Action Constellation Energy : recul de 6,74% en clôture malgré les avancées nucléaires
Constellation Energy a enregistré une baisse nette de 6,74% le 17 décembre, fermant à 340,97 dollars. Ce repli intervient après deux jours de progression, dont une hausse de 2,38% la veille, liée à l'annonce du renouvellement de licences pour deux réacteurs nucléaires dans l'Illinois. Le titre demeure toutefois en progression significative depuis douze mois, illustrant la dynamique favorable du secteur nucléaire américain.
Le titre a cédé du terrain en cette fin de semaine, avec un volume d'échange de 4,54 millions de titres, représentant 1,45 % de la capitalisation. Cette liquidité reflète une activité modérée, ni capitulation massive ni engouement particulier. Sur les cinq derniers jours de négociation, l'action affiche un recul de 5,83 %, révélant une certaine volatilité après des mouvements chaotiques en début de semaine. Le 11 décembre, le titre avait rebondi de 4,57 %, avant de plonger de 7,03 % le 12, suivi d'une légère reprise. Cette instabilité illustre les hésitations de marché autour de la valeur. Sur une perspective plus large, Constellation Energy demeure bien orientée en annuel, affichant une appréciation de 45,56 % sur douze mois. Une performance largement supérieure à celle du S&P 500, qui a progressé de 18,33 % sur la même période. À titre de comparaison, le S&P 500 a avancé de 0,36 % ce jeudi, offrant peu d'aide aux valorisations élevées.

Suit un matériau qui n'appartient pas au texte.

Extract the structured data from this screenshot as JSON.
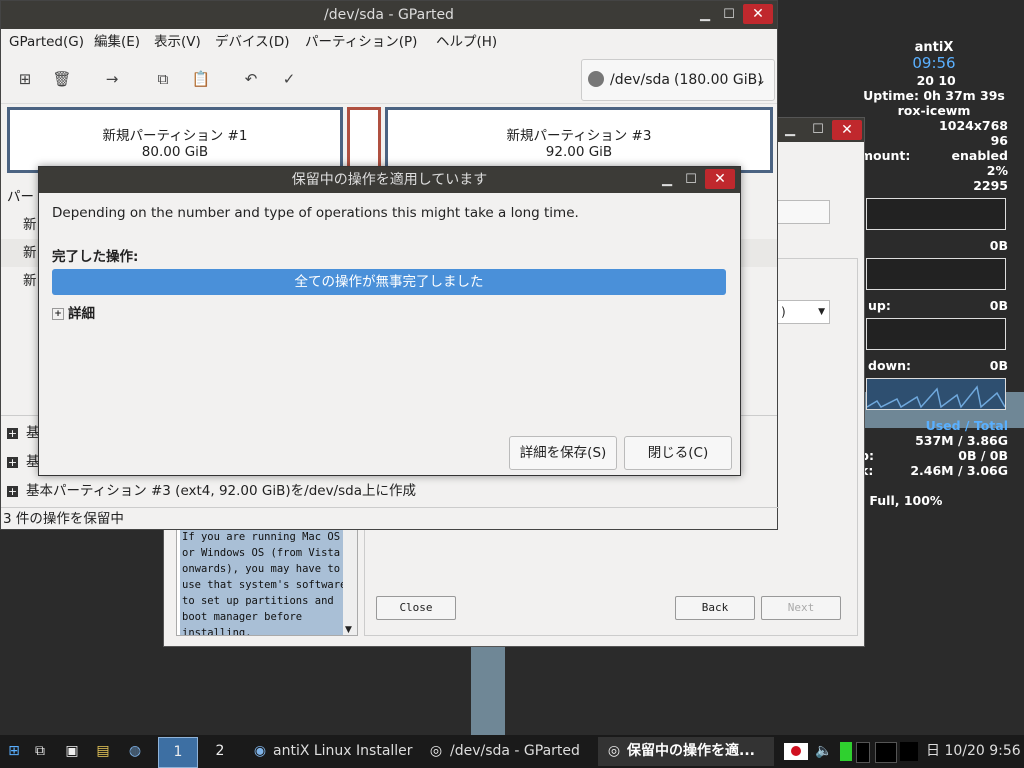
{
  "conky": {
    "hostname": "antiX",
    "time": "09:56",
    "date": "  20 10 ",
    "uptime": "Uptime: 0h 37m 39s",
    "wm": "rox-icewm",
    "resolution": "1024x768",
    "val96": "96",
    "automount_label": "mount:",
    "automount_value": "enabled",
    "cpu_value": "2%",
    "mhz_value": "2295",
    "sep1": ":",
    "sep2": ":",
    "disk_value": "0B",
    "up_label": "up:",
    "up_value": "0B",
    "down_label": "down:",
    "down_value": "0B",
    "used_total": "Used / Total",
    "ram_label": ":",
    "ram_value": "537M / 3.86G",
    "swap_label": "p:",
    "swap_value": "0B / 0B",
    "disk2_label": "k:",
    "disk2_value": "2.46M / 3.06G",
    "battery": ": Full, 100%"
  },
  "installer": {
    "help_text": "If you are running Mac OS\nor Windows OS (from Vista\nonwards), you may have to\nuse that system's software\nto set up partitions and\nboot manager before\ninstalling.",
    "close_label": "Close",
    "back_label": "Back",
    "next_label": "Next",
    "combo_value": ")"
  },
  "gparted": {
    "title": "/dev/sda - GParted",
    "menu": [
      "GParted(G)",
      "編集(E)",
      "表示(V)",
      "デバイス(D)",
      "パーティション(P)",
      "ヘルプ(H)"
    ],
    "device": "/dev/sda",
    "device_size": "(180.00 GiB)",
    "partitions": [
      {
        "name": "新規パーティション #1",
        "size": "80.00 GiB"
      },
      {
        "name": "新規パーティション #3",
        "size": "92.00 GiB"
      }
    ],
    "list_header": "パー",
    "list_rows": [
      "新",
      "新",
      "新"
    ],
    "ops": [
      "基",
      "基",
      "基本パーティション #3 (ext4, 92.00 GiB)を/dev/sda上に作成"
    ],
    "status": "3 件の操作を保留中"
  },
  "dialog": {
    "title": "保留中の操作を適用しています",
    "description": "Depending on the number and type of operations this might take a long time.",
    "completed_label": "完了した操作:",
    "progress_text": "全ての操作が無事完了しました",
    "progress": 1.0,
    "details_label": "詳細",
    "save_button": "詳細を保存(S)",
    "close_button": "閉じる(C)"
  },
  "taskbar": {
    "workspace1": "1",
    "workspace2": "2",
    "tasks": [
      "antiX Linux Installer",
      "/dev/sda - GParted",
      "保留中の操作を適..."
    ],
    "clock": "日 10/20  9:56"
  },
  "colors": {
    "accent": "#4a90d9",
    "titlebar": "#3c3b37",
    "close": "#c0282d",
    "conky_blue": "#5ab0ff"
  }
}
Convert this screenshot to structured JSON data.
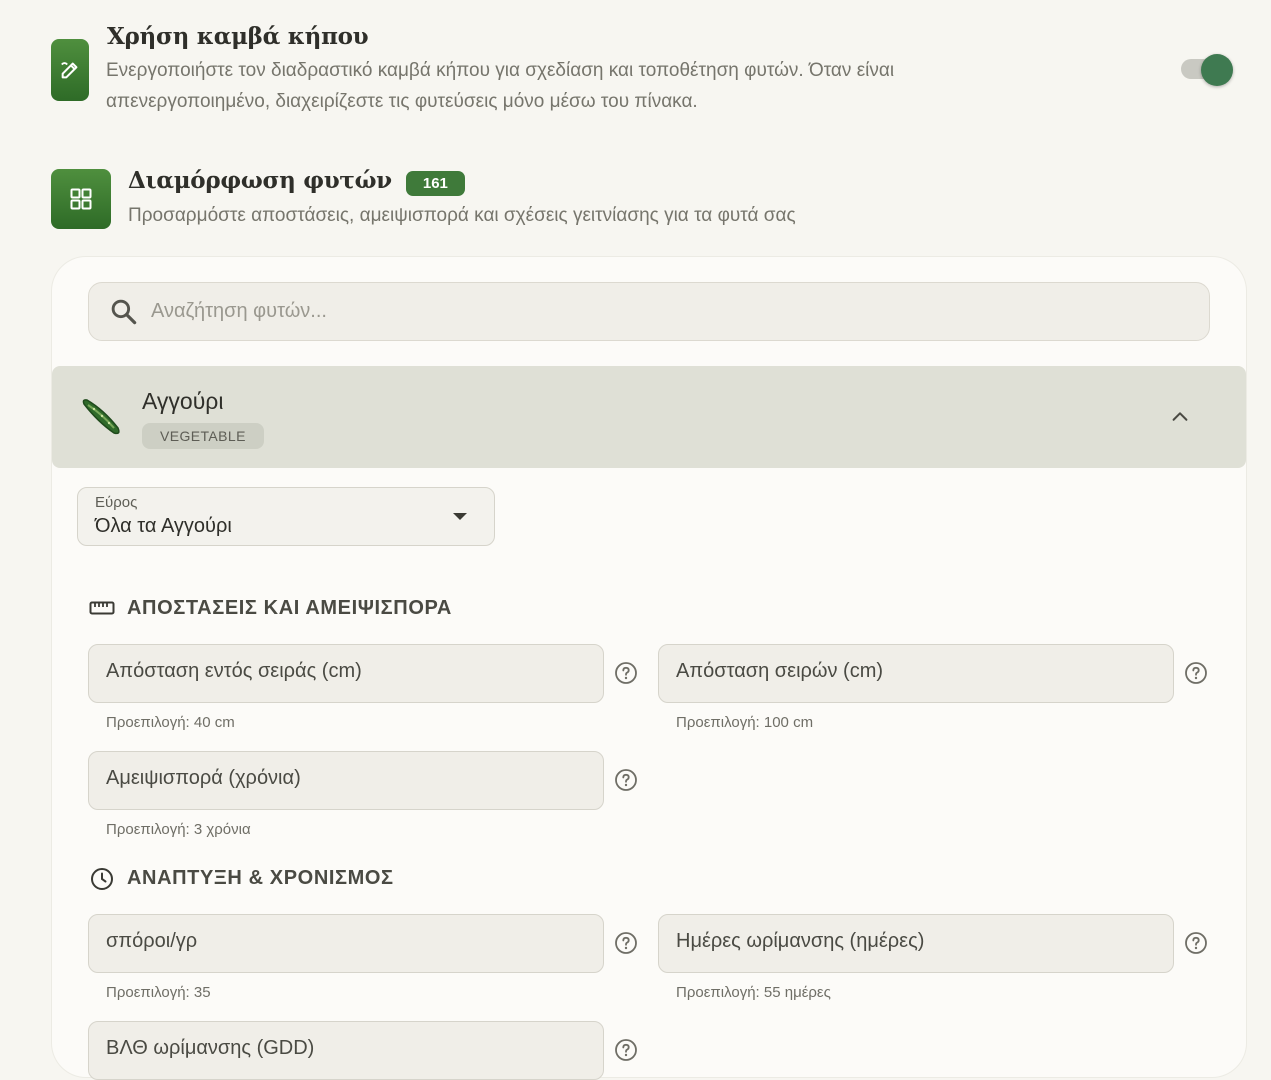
{
  "canvas_setting": {
    "title": "Χρήση καμβά κήπου",
    "description_line1": "Ενεργοποιήστε τον διαδραστικό καμβά κήπου για σχεδίαση και τοποθέτηση φυτών. Όταν είναι",
    "description_line2": "απενεργοποιημένο, διαχειρίζεστε τις φυτεύσεις μόνο μέσω του πίνακα.",
    "toggle_on": true,
    "icon": "pencil-edit-icon"
  },
  "plant_config": {
    "title": "Διαμόρφωση φυτών",
    "count": "161",
    "description": "Προσαρμόστε αποστάσεις, αμειψισπορά και σχέσεις γειτνίασης για τα φυτά σας",
    "icon": "grid-icon"
  },
  "search": {
    "placeholder": "Αναζήτηση φυτών..."
  },
  "plant": {
    "name": "Αγγούρι",
    "category": "VEGETABLE",
    "icon": "cucumber-icon",
    "expanded": true
  },
  "scope": {
    "label": "Εύρος",
    "value": "Όλα τα Αγγούρι"
  },
  "sections": {
    "spacing": {
      "title": "ΑΠΟΣΤΑΣΕΙΣ ΚΑΙ ΑΜΕΙΨΙΣΠΟΡΑ",
      "fields": [
        {
          "label": "Απόσταση εντός σειράς (cm)",
          "hint": "Προεπιλογή: 40 cm"
        },
        {
          "label": "Απόσταση σειρών (cm)",
          "hint": "Προεπιλογή: 100 cm"
        },
        {
          "label": "Αμειψισπορά (χρόνια)",
          "hint": "Προεπιλογή: 3 χρόνια"
        }
      ]
    },
    "growth": {
      "title": "ΑΝΑΠΤΥΞΗ & ΧΡΟΝΙΣΜΟΣ",
      "fields": [
        {
          "label": "σπόροι/γρ",
          "hint": "Προεπιλογή: 35"
        },
        {
          "label": "Ημέρες ωρίμανσης (ημέρες)",
          "hint": "Προεπιλογή: 55 ημέρες"
        },
        {
          "label": "ΒΛΘ ωρίμανσης (GDD)"
        }
      ]
    }
  },
  "colors": {
    "accent_green": "#3f7a3a",
    "toggle_knob": "#3f7a51",
    "background": "#f7f6f1"
  }
}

La capitalisation boursière de Constellation s'établit autour de 115 milliards de dollars, consolidant sa place de leader incontesté du secteur nucléaire américain.
Le contexte de cette fin de semaine reste marqué par l'annonce positive du 16 décembre : Constellation Energy a obtenu le renouvellement de vingt ans de ses licences d'exploitation pour les centrales de Clinton et Dresden en Illinois. Un feu vert de l'autorité américaine de sûreté nucléaire qui ouvre la voie à un investissement de plus de 370 millions de dollars pour la modernisation de ces installations. Les deux réacteurs de Dresden pourront fonctionner jusqu'en 2049 et 2051, tandis que Clinton verra son autorisation prolongée jusqu'en 2047. Cette décision s'inscrit dans un contexte de demande croissante d'électricité aux États-Unis, tirée par les centres de données, l'intelligence artificielle et l'électrification des transports. Le secteur bénéficie également d'une atmosphère réglementaire allégée, l'administration Trump ayant signé des décrets pour accélérer les procédures de licence. Constellation souligne que ces prolongations préserveront plus de 2200 emplois et généreront 8,1 milliards de dollars de recettes fiscales pour les collectivités locales. Malgré ces éléments positifs, le titre a cédé du terrain en fin de semaine, suggérant une prise de bénéfices après la progression de la veille.
UBS a réitéré sa recommandation à l'achat le 17 décembre, rehaussant son objectif de cours de 385 à 420 dollars. Cet objectif impliquerait une appréciation d'environ 23 % à partir du cours de clôture du jour. L'analyste demeure confiant sur les fondamentaux du groupe et les perspectives de croissance liées aux nouveaux contrats de fourniture d'électricité aux géants technologiques.